OperationTimeSpaceExample
x in sO(1)O(1)if x in s:
s.add(x)O(1)O(1)Add element
s.remove(x)O(1)O(1)Remove element
s.discard(x)O(1)O(1)Safe remove (no error)
s.pop()O(1)O(1)Remove and return an item
len(s)O(1)O(1)Count elements
copy = s.copy()O(n)O(n)Shallow copy
IterationO(n)O(1)for x in s:
Set operations.O(n)O(n)Union, intersection, diff

🔍 Hash Map vs List – When to Use

Use CaseUse dict or setUse list
Lookup by key✅ Fast❌ Slow (O(n))
Ordered sequence of elements❌ Not guaranteed✅ Yes
Index-based access❌ No✅ Yes
Duplicate values✅ Allowed (dict)✅ Allowed
Need uniqueness enforcement✅ Use set❌ Must filter
Insert/remove many elements✅ Fast (amortized)❌ Slower

🧠 Best Practice: If you’re accessing values by a key, always prefer a dict or set over a list for performance.


🗂️ Python Dictionary (dict) — Master Guide

🔹 1. Declaration / Initialization

  • Use {} or dict() to create a dictionary.
    • d = {} → Empty dict
    • d = {'a': 1, 'b': 2} → With initial values
    • d = dict(x=10, y=20) → Using keyword arguments
    • d = dict([('a', 1), ('b', 2)]) → From key-value pairs

🔹 2. Insertion / Update

  • Use d[key] = value to insert or update a key.
    • Example: d['z'] = 99 adds or updates key 'z'.

🔹 3. Access / Lookup

  • Use d[key] to get the value — raises KeyError if key not found.
  • Use d.get(key, default) to safely access — returns default if key not present.
    • Example: d.get('x', 0)

🔹 4. Membership Test

  • Use 'key' in d to check if a key exists.
    • Example: if 'x' in d: print(d['x'])

🔹 5. Deletion

  • del d[key] → Removes key, raises KeyError if missing.
  • d.pop(key) → Removes key and returns value.
  • d.clear() → Empties the entire dictionary.

🔹 6. Length

  • len(d) → Returns the number of key-value pairs.

🔹 7. Copying

  • d2 = d.copy() → Shallow copy (keys and values copied, nested objects shared).

🔹 8. Merging / Updating

  • d.update(other_dict) → Adds or updates entries from other_dict.

🔹 9. Iteration

  • for key in d: → Iterate over keys.
  • for value in d.values(): → Iterate over values.
  • for key, value in d.items(): → Iterate over key-value pairs.

🔹 10. Views

  • d.keys() → Returns a view of keys.
  • d.values() → Returns a view of values.
  • d.items() → Returns a view of (key, value) pairs.

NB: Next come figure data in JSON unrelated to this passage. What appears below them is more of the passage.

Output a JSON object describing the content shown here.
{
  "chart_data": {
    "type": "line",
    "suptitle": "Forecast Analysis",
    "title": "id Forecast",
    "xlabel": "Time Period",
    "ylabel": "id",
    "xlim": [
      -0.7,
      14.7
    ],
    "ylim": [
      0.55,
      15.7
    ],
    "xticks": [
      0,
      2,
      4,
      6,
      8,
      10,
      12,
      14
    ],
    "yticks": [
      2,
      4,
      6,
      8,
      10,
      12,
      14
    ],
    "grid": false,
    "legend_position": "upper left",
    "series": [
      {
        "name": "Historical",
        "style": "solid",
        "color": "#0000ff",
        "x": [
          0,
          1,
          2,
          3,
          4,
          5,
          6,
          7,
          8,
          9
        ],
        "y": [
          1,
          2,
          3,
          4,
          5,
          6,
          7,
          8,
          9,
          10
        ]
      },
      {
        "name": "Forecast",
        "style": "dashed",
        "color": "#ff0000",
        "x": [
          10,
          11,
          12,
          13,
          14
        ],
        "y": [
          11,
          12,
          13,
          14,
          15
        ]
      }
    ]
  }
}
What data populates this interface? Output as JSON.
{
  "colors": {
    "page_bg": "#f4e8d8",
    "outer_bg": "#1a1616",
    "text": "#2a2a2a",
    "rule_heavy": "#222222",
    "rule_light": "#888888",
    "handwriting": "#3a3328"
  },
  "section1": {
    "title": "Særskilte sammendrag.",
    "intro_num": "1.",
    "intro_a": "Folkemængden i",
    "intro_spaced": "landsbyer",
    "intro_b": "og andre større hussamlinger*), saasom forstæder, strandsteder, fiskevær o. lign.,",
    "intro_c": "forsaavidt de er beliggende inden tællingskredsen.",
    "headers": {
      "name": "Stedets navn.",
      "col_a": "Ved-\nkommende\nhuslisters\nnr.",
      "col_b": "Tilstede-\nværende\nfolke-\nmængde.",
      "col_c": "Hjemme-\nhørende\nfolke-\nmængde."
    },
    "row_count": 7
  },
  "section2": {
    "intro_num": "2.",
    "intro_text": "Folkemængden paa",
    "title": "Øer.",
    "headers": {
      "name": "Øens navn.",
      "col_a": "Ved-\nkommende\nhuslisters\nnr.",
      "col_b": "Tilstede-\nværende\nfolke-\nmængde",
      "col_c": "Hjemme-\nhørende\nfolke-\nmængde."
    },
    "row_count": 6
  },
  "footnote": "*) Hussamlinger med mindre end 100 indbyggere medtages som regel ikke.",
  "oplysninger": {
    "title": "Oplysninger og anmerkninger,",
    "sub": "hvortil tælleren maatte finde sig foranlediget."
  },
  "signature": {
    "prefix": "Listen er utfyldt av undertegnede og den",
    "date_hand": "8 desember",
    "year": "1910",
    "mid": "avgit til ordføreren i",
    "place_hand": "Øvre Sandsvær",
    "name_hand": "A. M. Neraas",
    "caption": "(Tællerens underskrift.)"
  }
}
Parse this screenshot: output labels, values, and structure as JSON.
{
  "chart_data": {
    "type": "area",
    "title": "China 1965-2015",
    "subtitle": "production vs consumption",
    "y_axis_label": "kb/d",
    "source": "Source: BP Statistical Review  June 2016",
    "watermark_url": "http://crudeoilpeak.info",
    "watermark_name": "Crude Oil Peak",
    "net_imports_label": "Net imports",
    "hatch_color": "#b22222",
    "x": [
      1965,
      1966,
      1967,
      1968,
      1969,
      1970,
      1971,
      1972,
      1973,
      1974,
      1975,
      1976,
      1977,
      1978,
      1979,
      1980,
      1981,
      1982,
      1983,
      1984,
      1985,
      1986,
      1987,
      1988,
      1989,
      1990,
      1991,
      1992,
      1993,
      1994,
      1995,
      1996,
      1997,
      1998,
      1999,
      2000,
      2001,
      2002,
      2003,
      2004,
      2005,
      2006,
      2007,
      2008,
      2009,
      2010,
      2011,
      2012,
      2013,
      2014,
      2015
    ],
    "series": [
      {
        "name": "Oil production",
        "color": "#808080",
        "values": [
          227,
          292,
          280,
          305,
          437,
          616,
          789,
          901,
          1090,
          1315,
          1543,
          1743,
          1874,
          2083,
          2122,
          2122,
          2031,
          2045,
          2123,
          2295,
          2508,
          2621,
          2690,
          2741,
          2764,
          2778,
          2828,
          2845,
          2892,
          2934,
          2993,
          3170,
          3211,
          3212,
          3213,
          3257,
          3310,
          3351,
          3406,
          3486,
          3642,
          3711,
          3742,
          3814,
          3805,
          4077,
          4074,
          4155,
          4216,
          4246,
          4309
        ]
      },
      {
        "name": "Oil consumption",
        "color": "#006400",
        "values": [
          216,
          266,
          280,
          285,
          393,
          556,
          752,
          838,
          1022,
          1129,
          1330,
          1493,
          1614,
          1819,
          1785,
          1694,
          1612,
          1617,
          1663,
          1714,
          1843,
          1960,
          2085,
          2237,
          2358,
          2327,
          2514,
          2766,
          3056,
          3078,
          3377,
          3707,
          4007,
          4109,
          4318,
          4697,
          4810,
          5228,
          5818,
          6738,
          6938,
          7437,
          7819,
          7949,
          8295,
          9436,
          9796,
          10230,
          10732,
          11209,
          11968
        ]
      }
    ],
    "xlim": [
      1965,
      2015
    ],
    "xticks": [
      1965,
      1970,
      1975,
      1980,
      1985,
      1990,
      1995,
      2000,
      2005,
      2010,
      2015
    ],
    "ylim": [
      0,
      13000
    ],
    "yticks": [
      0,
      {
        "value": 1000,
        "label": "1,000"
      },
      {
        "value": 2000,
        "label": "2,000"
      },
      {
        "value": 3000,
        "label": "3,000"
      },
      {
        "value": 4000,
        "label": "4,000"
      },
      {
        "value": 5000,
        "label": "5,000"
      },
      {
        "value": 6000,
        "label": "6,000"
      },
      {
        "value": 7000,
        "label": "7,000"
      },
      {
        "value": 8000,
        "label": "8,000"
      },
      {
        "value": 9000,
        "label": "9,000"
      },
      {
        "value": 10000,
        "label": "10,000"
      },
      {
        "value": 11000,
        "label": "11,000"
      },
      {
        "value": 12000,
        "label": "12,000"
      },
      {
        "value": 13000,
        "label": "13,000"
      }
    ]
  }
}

🔹 11. Dictionary from Sequence

  • dict.fromkeys(seq, val) → Creates dict from keys in seq with all values set to val.
    • Example: dict.fromkeys(['a', 'b'], 0){'a': 0, 'b': 0}

🔹 12. Key Rules

  • Keys must be hashable and immutable:
    • ✅ Valid: str, int, tuple
    • ❌ Invalid: list, set, dict

💡 Interview Tip

  • Always mention average vs worst-case time for dict/set in Python.
  • Hash collisions, although rare, exist — avoid using non-primitive or custom types unless hashable.
  • Python dictionaries preserve insertion order since 3.7 — useful when order matters.